Overview
Composable inline guardrails for AI agents.
Theo Guardrails is the inline, synchronous enforcement layer of Theo's trust
plane — a stateless, dependency-light library that inspects agent input and
output before it flows through and can allow, block, or modify it.

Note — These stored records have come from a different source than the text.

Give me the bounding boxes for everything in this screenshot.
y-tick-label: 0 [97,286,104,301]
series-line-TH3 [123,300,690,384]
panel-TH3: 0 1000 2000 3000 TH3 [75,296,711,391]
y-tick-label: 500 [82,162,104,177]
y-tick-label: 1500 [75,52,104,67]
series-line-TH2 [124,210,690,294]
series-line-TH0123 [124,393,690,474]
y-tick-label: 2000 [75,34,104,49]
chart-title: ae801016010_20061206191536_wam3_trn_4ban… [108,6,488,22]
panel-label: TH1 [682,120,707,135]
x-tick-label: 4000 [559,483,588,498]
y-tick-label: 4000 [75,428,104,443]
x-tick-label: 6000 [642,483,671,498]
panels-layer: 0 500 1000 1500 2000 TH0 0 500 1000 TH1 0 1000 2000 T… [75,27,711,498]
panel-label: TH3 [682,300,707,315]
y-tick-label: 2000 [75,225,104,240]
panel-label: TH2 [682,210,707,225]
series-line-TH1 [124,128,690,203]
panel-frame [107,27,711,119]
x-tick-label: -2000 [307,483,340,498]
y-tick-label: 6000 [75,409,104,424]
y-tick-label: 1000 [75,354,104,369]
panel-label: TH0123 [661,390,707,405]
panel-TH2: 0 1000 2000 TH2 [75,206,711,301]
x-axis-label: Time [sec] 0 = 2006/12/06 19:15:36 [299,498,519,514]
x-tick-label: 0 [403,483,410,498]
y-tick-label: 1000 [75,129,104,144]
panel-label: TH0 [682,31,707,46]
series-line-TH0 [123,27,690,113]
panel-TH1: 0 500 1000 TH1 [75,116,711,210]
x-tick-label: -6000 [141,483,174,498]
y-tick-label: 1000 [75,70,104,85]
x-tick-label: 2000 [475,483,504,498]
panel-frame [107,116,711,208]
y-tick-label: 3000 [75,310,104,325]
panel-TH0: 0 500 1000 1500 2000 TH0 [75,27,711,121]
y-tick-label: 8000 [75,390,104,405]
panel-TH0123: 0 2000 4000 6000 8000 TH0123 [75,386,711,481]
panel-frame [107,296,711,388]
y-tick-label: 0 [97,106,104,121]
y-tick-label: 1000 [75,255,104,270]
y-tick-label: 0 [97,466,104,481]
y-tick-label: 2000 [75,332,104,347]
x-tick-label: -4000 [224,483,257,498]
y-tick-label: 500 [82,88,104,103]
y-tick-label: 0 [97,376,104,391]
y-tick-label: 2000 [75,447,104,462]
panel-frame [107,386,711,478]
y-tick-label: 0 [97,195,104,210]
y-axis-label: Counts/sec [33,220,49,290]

Guardrails compose into a sequential pipeline that short-circuits on the first
block and chains rewritten content through modify steps. It is fail-closed
by design: a guardrail that throws becomes a block unless explicitly marked
failOpen.
Pre-release (0.1.0). The package @usetheo/trust-guardrails is Apache-2.0 and
not yet published to npm. It ships the pipeline engine plus credential
masking, PII redaction, and shell-pattern blocking; the shared policy taxonomy is
a later milestone.
Quick start
import {
createGuardrailPipeline,
createCredentialMaskingGuardrail,
createPiiGuardrail,
createShellPatternGuardrail,
type GuardrailEntry,
} from '@usetheo/trust-guardrails';
const entries: GuardrailEntry[] = [
{ guardrail: createShellPatternGuardrail(), options: { name: 'shell' } },
{ guardrail: createCredentialMaskingGuardrail(), options: { name: 'credentials' } },
{ guardrail: createPiiGuardrail({ strategy: 'redact' }), options: { name: 'pii' } },
];
const pipeline = createGuardrailPipeline(entries);
const result = await pipeline.run({
direction: 'input', // 'input' | 'output' | 'tool_input' | 'tool_output'
content: 'my key is sk-ant-XXXXXXXX and email a@b.com',
});
// result: { action: 'allow' | 'block' | 'modify', reason?, modified? }
if (result.action === 'block') reject(result.reason);
else if (result.action === 'modify') use(result.modified);An empty pipeline allows; the first block short-circuits; a modify feeds its
rewritten content into the next guardrail; the caller's context is never mutated.
Guardrails included
Credential masking
`createCredentialMaskingGuardrail()` — 11 built-in rules (Anthropic, OpenAI, Stripe, GitHub PAT, AWS, Google, Slack, bearer, ETH/BTC keys) with a reversible restore map. Emits `modify`.
PII redaction
`createPiiGuardrail({ strategy })` — email, credit card (Luhn-validated), phone, SSN. `redact` replaces with `[REDACTED_*]` tokens, or `block`.
Shell-pattern blocking
`createShellPatternGuardrail()` blocks 7 dangerous patterns (`rm -rf /`, `curl | sh`, `sudo rm`, `chmod 777`, `dd of=/dev/`, …). Returns `block`.
Tristate action model
Every guardrail returns `allow` / `block` / `modify` with an optional `reason` and `modified` string — a uniform, composable contract.
Direction-aware
Each run is tagged `input` / `output` / `tool_input` / `tool_output`, so guardrails can behave differently per boundary.
Fail-closed
A throwing guardrail becomes a `block` unless its options set `failOpen: true`. Safety is the default, not an opt-in.